“I killed Sirius Black! I killed Sirius Black!” Bellatrix Lestrange chants with the cadence of a deranged preschool teacher butchering nursery rhymes for sport in “Harry Potter and the Order of the Phoenix.”
Bellatrix is high off murdering Harry Potter’s godfather and only living “family” member, but the real joy is rubbing it in. “You coming to get me?” she taunts Harry. “He knows how to play. Itty-bitty-baby-Potter.” Her words are punctuated with feral cackles, uttered through teeth caked in plaque, the residue of her time spent wasting away in Azkaban.
When I read the “Harry Potter” books growing up, I had a strange affinity for Ms. Lestrange. Yes, she is a psychopathic Death Eater who worships the Dark Lord and reaps pleasure from the suffering of innocents. But Lestrange also embodies a combination of power, liberation and an unabashed lust for life (and death) I found enticing. Even while using the Cruciatus Curse to scramble the brains of noble wizards beyond salvation, she’s always having the most fun in the room.
Lestrange is a villain, and a deliciously cruel one at that. And yet, in fables and fantasies, antagonists are often the female characters endowed with the most agency, freedom and style. As Leslie Jamison wrote of the “evil stepmother” figure that reappears in classic fairy tales time and time again: “She is an artist of cunning and malice, but still — an artist.”
There is something, if not admirable, at least enthralling about a woman who rebels against norms and expectations to feed her own delusions and desires, who embraces the inner “female monster” so many fight to suppress.
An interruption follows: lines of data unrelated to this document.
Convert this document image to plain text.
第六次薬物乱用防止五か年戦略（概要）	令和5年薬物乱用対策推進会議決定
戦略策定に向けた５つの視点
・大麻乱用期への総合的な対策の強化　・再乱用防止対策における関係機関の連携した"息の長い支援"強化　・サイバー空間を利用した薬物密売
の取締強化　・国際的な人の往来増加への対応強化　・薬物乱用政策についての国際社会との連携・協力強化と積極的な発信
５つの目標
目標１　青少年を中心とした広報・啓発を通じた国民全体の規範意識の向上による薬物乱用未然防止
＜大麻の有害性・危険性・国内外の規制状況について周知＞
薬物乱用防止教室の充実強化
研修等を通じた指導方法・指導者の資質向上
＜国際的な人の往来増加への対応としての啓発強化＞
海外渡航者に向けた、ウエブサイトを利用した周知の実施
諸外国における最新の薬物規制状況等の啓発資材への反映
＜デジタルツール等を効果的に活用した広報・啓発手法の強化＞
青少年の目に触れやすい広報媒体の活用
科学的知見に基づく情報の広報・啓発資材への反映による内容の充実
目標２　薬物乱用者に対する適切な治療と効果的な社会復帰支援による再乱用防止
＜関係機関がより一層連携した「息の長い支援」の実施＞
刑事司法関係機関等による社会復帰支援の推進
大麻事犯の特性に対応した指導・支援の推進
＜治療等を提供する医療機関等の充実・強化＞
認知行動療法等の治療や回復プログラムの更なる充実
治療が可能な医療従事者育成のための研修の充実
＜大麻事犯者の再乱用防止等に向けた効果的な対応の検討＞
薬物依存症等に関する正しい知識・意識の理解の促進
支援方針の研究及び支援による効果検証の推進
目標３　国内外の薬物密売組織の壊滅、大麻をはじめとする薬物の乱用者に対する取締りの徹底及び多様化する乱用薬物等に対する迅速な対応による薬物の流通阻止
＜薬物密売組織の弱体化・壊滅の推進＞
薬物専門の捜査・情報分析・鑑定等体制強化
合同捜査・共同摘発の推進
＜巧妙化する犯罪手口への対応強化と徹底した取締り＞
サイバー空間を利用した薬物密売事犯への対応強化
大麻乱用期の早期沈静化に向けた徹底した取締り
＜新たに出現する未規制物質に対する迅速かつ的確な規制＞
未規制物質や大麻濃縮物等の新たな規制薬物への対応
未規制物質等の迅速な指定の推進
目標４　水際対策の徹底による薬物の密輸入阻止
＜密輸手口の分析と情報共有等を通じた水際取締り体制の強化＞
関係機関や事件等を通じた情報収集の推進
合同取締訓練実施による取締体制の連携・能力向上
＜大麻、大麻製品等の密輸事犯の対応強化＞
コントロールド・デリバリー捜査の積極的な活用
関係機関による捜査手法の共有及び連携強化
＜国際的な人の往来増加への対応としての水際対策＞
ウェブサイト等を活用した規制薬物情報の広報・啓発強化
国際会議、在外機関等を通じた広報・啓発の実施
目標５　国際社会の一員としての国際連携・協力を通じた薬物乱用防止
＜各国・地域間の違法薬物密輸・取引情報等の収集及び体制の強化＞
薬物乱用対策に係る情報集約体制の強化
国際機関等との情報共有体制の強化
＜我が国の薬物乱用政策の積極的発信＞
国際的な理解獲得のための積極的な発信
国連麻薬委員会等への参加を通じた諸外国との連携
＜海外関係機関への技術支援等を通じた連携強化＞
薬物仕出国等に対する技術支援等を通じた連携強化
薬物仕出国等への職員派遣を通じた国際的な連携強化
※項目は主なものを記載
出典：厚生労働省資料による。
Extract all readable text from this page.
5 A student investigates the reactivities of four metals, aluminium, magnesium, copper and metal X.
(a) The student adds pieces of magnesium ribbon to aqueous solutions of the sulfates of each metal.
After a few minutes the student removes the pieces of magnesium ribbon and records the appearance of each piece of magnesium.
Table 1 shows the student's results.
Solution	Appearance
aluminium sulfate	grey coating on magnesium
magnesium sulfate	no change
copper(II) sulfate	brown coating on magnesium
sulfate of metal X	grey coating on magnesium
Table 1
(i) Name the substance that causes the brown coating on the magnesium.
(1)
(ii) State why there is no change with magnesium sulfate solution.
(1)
In the books and films, Bellatrix is a pure-blood witch born in 1951 to the House of Black, an established and powerful wizarding family in the Potterverse. She studied at Hogwarts in the Slytherin House and winds up serving Lord Voldemort as a Death Eater, his most fanatic and devoted follower by many accounts.
Readers first learn about Lestrange through a flashback to one of her most heinous offenses. During the First Wizarding War, when Voldemort is in hiding, Bellatrix tortures Neville Longbottom’s parents while interrogating them for information on his whereabouts, tormenting them to such a degree that both lose their minds. The couple is then sent to St. Mungo’s Hospital for Magical Maladies and Injuries for the rest of their days.
For her crimes, Bellatrix is sentenced to a lifetime in Azkaban, though she escapes after 15 years. Her incarceration is said to have wreaked havoc on her physical and mental states ― though her previous appetite for torture reveals her conscience was already nonexistent. In a cultural landscape that often supplies female characters with a specific motivation behind their cruel intentions (revenge! love! betrayal!) it’s strangely thrilling to follow a woman who was born vile without excuse or explanation.
Physically, Bellatrix possesses the Black family line’s dependably handsome genes, endowed with long dark hair, heavily lidded eyes, long eyelashes and a strong jaw. Yet prison takes its toll on her good looks. Upon release, Bellatrix is described as having a “gaunt and skull-like face,” with hair that’s “unkempt and straggly.” In looks alone, Bellatrix exists between easy stereotypes or descriptions. She’s a beauty and a hag, attractive and repulsive, the hyperbole of a woman who, after spending years deteriorating in a magical penitentiary, has dared to “let herself go.”